Software 2.0 - deeplearning4j SparkJava integration

Today I'd like to present you a simple deeplearning4j integration example and a rest API using SparkJava framework. SparkJava is a very simple framework for building REST API and is supported by AWS Lambda if deployment to this service provider is needed.

tl;dr Source code is available github

So first let me present a scenario behind this example:

  1. User opens a html page in a browser that allows drawing.
  2. User draws digit on canvas.
  3. Digit (png image) is sent to the server using HTTP POST Request.
  4. Rest API endpoint receives this request and stores file in temporary storage.
  5. File is converted into format understood by neural network (this means both image operations as well as vectorization).
  6. Network component performs analysis.
  7. Analysis result is returned to the browser.
  8. Browser draws digit (as result of analysis on server side) alongside original image.


This application will be built in following steps:

  1. Train neural network for recognizing digits.
  2. Prepare rest api for analysing image.
  3. Prepare html canvas application for drawing and analysing results.
  4. Extend backed to accept white background images in different sizes.

Training the network (LeNet)

In order to train neural network I'm going to use one of dl4j examples - namely LeNet MNIST. It contains everything we need for this demo - both network topology as well as required training and validation data.

After going to deeplearning4j examples, you may find that there are 3 LeNet MNIST examples - I don't know why this happened but I decided to use the one with more recent API: https://github.com/deeplearning4j/dl4j-examples/blob/master/dl4j-examples/src/main/java/org/deeplearning4j/examples/convolution/LenetMnistExample.java. So please checkout examples to your hard drive and start training! Everything should work out-of-the box, which is really great! But it doesn't save trained model so adding following line fixes it ModelSerializer.writeModel(model, new File("src/main/resources/models/" + "/lenet-mnist-model.zip"), true); right after this line: log.info("****************Example finished********************"); (please make sure your models directory exists!)

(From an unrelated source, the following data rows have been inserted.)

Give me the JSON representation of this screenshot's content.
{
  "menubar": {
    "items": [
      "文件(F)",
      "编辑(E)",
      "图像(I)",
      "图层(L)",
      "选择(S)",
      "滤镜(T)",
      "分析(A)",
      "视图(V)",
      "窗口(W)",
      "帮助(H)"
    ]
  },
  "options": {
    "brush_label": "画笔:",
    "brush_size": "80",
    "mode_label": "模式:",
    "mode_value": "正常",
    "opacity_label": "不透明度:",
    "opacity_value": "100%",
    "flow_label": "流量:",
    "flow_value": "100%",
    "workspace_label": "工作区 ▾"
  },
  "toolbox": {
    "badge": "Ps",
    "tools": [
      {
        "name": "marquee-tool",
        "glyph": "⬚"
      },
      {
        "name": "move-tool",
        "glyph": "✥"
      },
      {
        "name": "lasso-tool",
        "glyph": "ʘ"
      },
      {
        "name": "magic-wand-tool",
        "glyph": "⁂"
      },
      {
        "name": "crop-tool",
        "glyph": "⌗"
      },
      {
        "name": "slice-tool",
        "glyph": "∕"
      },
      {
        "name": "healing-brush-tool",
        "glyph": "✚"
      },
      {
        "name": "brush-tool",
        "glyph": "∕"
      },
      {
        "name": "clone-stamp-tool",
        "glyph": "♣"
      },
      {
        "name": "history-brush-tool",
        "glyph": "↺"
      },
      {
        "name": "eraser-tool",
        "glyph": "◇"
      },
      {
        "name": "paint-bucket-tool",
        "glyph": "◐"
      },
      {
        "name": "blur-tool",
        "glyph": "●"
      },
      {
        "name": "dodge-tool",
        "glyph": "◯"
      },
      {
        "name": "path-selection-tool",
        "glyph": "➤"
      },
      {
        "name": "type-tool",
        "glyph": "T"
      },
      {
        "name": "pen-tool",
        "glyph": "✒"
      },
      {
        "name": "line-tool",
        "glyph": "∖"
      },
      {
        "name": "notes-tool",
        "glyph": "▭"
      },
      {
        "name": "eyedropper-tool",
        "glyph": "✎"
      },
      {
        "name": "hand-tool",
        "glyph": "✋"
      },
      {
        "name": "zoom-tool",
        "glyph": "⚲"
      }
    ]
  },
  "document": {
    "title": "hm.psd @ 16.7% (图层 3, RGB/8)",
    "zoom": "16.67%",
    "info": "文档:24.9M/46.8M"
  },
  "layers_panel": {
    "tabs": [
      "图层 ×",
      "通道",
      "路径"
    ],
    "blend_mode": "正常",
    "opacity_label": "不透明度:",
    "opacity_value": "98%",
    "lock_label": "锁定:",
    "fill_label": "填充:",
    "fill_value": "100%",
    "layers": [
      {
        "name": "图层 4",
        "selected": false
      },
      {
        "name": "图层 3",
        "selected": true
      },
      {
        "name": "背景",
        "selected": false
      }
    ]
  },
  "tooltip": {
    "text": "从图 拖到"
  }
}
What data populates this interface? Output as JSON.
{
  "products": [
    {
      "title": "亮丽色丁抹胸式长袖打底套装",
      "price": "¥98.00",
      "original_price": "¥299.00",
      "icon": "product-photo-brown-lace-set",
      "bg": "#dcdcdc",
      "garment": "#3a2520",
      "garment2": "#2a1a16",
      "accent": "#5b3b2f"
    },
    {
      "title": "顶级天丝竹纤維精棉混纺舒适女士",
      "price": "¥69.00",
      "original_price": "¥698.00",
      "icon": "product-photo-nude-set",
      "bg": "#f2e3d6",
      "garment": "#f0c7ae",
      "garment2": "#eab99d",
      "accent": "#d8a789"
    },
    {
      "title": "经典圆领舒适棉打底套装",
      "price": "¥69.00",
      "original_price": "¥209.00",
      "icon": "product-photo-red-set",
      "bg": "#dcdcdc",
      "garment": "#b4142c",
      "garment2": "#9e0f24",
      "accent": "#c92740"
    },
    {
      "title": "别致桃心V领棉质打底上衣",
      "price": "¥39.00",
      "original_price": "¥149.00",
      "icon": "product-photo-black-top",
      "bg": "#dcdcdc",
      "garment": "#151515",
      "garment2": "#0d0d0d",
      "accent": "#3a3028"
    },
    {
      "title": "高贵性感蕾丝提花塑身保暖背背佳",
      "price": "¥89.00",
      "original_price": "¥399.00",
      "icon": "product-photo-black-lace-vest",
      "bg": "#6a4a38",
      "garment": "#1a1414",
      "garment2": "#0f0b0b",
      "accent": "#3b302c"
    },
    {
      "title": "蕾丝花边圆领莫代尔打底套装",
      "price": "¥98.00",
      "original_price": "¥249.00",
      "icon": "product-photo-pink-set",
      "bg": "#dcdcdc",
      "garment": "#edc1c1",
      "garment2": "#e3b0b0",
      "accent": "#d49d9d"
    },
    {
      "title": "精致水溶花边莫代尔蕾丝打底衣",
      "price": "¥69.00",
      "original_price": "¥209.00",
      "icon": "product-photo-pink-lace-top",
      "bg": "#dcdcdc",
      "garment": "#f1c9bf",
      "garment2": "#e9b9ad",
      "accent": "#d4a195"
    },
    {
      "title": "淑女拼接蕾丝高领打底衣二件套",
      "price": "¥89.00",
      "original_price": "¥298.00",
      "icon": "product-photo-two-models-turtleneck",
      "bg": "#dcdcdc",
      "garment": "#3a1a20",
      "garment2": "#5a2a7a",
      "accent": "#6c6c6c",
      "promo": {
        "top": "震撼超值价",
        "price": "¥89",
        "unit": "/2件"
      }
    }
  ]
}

Below you can see video from my training.

Prepare rest api for analysing image

Having a trained model in examples folder is first step. Now I'll show you how to create simple REST API using SparkJava framework. This is a simple example so there's a little shortcut: serving both front and server-side from the same module. Normally I store front-end in S3 and connect to my backed but the way it's done in this writeup is easier to follow. First we need to load our model and define endpoint for application. The endpoint will support http POST requests in order to receive image uploaded by user, then store this file in a local directory and feed it to neural network. As a result of this operation client will receive small JSON with probability of a predicted number and proper label describing it.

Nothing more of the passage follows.